We have for years desired a self-hosted solution to unify our fragmented data collections in one centralized location. This was the major impetus behind wtfs, for example. Ideally, we wanted a system that was:
We happened upon our current solution quite by accident while reading 2600. In an article titled “5G Hotspots and Tinc”1), the author explains that after switching from traditional internet service to a T-Mobile hotspot, they lost access to their home Nextcloud server. They go on to describe how they were able to restore access thanks to tinc. Having never heard of either application before, this piqued our interest. A short burst of research convinced us that this was the solution we sought.

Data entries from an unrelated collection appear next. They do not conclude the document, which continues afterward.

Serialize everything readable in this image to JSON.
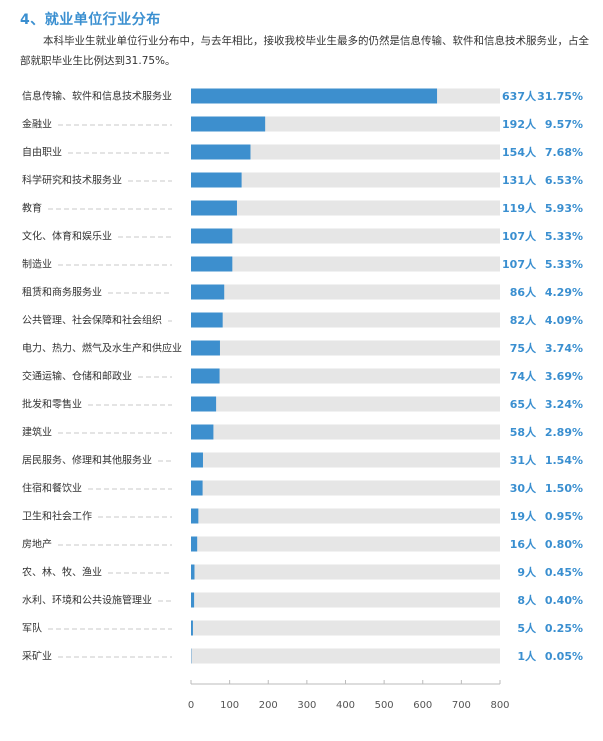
{
  "heading": {
    "title": "4、就业单位行业分布",
    "intro": "本科毕业生就业单位行业分布中，与去年相比，接收我校毕业生最多的仍然是信息传输、软件和信息技术服务业，占全部就职毕业生比例达到31.75%。"
  },
  "colors": {
    "bar": "#3d8fce",
    "track": "#e6e6e6",
    "accent": "#3a8fd0",
    "dash": "#c8c8c8"
  },
  "chart_data": {
    "type": "bar",
    "orientation": "horizontal",
    "title": "",
    "xlabel": "",
    "ylabel": "",
    "xlim": [
      0,
      800
    ],
    "xticks": [
      0,
      100,
      200,
      300,
      400,
      500,
      600,
      700,
      800
    ],
    "grid": false,
    "unit": "人",
    "categories": [
      "信息传输、软件和信息技术服务业",
      "金融业",
      "自由职业",
      "科学研究和技术服务业",
      "教育",
      "文化、体育和娱乐业",
      "制造业",
      "租赁和商务服务业",
      "公共管理、社会保障和社会组织",
      "电力、热力、燃气及水生产和供应业",
      "交通运输、仓储和邮政业",
      "批发和零售业",
      "建筑业",
      "居民服务、修理和其他服务业",
      "住宿和餐饮业",
      "卫生和社会工作",
      "房地产",
      "农、林、牧、渔业",
      "水利、环境和公共设施管理业",
      "军队",
      "采矿业"
    ],
    "values": [
      637,
      192,
      154,
      131,
      119,
      107,
      107,
      86,
      82,
      75,
      74,
      65,
      58,
      31,
      30,
      19,
      16,
      9,
      8,
      5,
      1
    ],
    "count_labels": [
      "637人",
      "192人",
      "154人",
      "131人",
      "119人",
      "107人",
      "107人",
      "86人",
      "82人",
      "75人",
      "74人",
      "65人",
      "58人",
      "31人",
      "30人",
      "19人",
      "16人",
      "9人",
      "8人",
      "5人",
      "1人"
    ],
    "percent_labels": [
      "31.75%",
      "9.57%",
      "7.68%",
      "6.53%",
      "5.93%",
      "5.33%",
      "5.33%",
      "4.29%",
      "4.09%",
      "3.74%",
      "3.69%",
      "3.24%",
      "2.89%",
      "1.54%",
      "1.50%",
      "0.95%",
      "0.80%",
      "0.45%",
      "0.40%",
      "0.25%",
      "0.05%"
    ]
  }
}
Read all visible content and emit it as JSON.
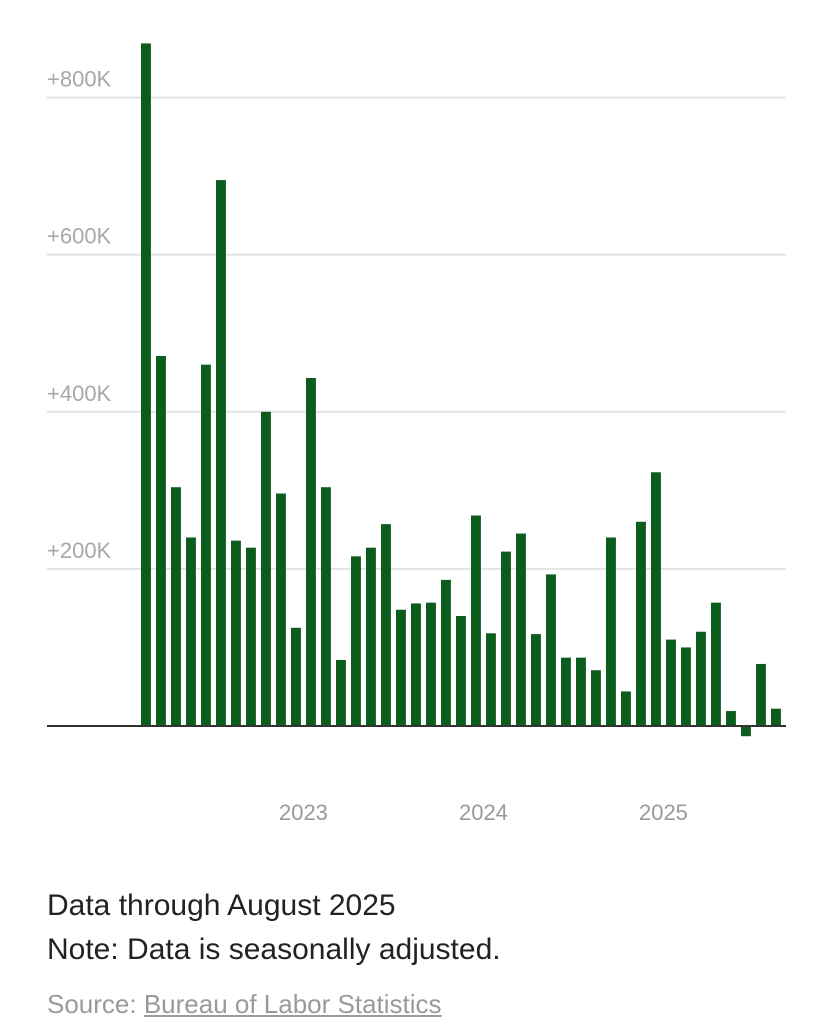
{
  "chart_data": {
    "type": "bar",
    "title": "",
    "xlabel": "",
    "ylabel": "",
    "bar_color": "#0b5d1e",
    "ylim": [
      -15,
      870
    ],
    "y_ticks": [
      {
        "value": 800,
        "label": "+800K"
      },
      {
        "value": 600,
        "label": "+600K"
      },
      {
        "value": 400,
        "label": "+400K"
      },
      {
        "value": 200,
        "label": "+200K"
      }
    ],
    "x_ticks": [
      {
        "after_index": 10,
        "label": "2023"
      },
      {
        "after_index": 22,
        "label": "2024"
      },
      {
        "after_index": 34,
        "label": "2025"
      }
    ],
    "grid": true,
    "values": [
      869,
      471,
      304,
      240,
      460,
      695,
      236,
      227,
      400,
      296,
      125,
      443,
      304,
      84,
      216,
      227,
      257,
      148,
      156,
      157,
      186,
      140,
      268,
      118,
      222,
      245,
      117,
      193,
      87,
      87,
      71,
      240,
      44,
      260,
      323,
      110,
      100,
      120,
      157,
      19,
      -13,
      79,
      22
    ],
    "units": "thousands of jobs"
  },
  "footer": {
    "line1": "Data through August 2025",
    "line2": "Note: Data is seasonally adjusted.",
    "source_prefix": "Source: ",
    "source_link": "Bureau of Labor Statistics"
  }
}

We began the deployment with tinc since we, like the 2600 author, had no control over port forwarding at the installation location. Unfortunately, tinc's configuration parameters had changed in the year and change since the article's publication.
By far the most painful part of setting tinc up is distributing the key files. Every node on the network needs to have the public key of every other node, even if they're connecting to a central hub as in our case2).
As has been the trend with our recent server operation, we opted to install Nextcloud within Docker using the instructions at nextcloud/docker. In the initial installation, we neglected to enable a persistent volume for the Postgres instance; when we later ran docker-compose down
, we lost the entirety of our uploads, plugins, and settings to that point.
Since the server itself is located on our home LAN, we wanted to be able to access it using a local address whenever possible. Nextcloud has a config option called overwritecondaddr
that tells it when to overwrite the requested URL. If the page request comes from an address matching the regex in overwritecondaddr
, then the server replaces the URL with overwritehost
. Unfortunately, the code which performs this check contains a bug that has inexplicably persisted since at least 2017. A relatively minor change to lib/private/AppFramework/Http/Request.php
is all that is needed to fix the issue3).
The Nextcloud admin guide's page on NGINX usage4) looks considerably more daunting that the actual process ended up being. The relevant section of our NGINX server definition is included below. This has proven sufficient for even the CalDAV/CardDAV syncing. We also increased client_max_body_size
to 100 M for faster uploads.
# replace www.example.com throughout with the actual domain
server {
server_name www.example.com;
access_log /var/log/nginx/nextcloud.log;
error_log /var/log/nginx/nextcloud.error.log debug;
client_max_body_size 100M;
# redirect http connections to https
error_page 497 =301 https://www.example.com:8080$request_uri;
location / {
proxy_set_header Host $host;
proxy_set_header X-Real-IP 10.0.0.1;
proxy_set_header X-Forwarded-For $proxy_add_x_forwarded_for;
proxy_set_header X-Forwarded-Proto $scheme;
proxy_pass http://10.0.0.4:8080;
proxy_read_timeout 90;
}
listen [::]:8080 ssl ipv6only=on;
listen 8080 ssl;
}
Once configured properly, operation has been very smooth. The user experience is exactly what one would expect from a cloud storage service. Media streaming worked right out of the box, and calendar syncing to Android5) was easy enough to set up. Navigation (including local access) does come with a noticeable lag, most likely due to hardware limitations. On the whole, however, we are very satisfied with the final product.
As of this writing, our Docker data is all stored on a single external hard drive mounted at /mnt/nextcloud
. We believe we will be able to add additional storage space by union mounting however many disks we need over that same directory using something like MergerFS, but more research is required.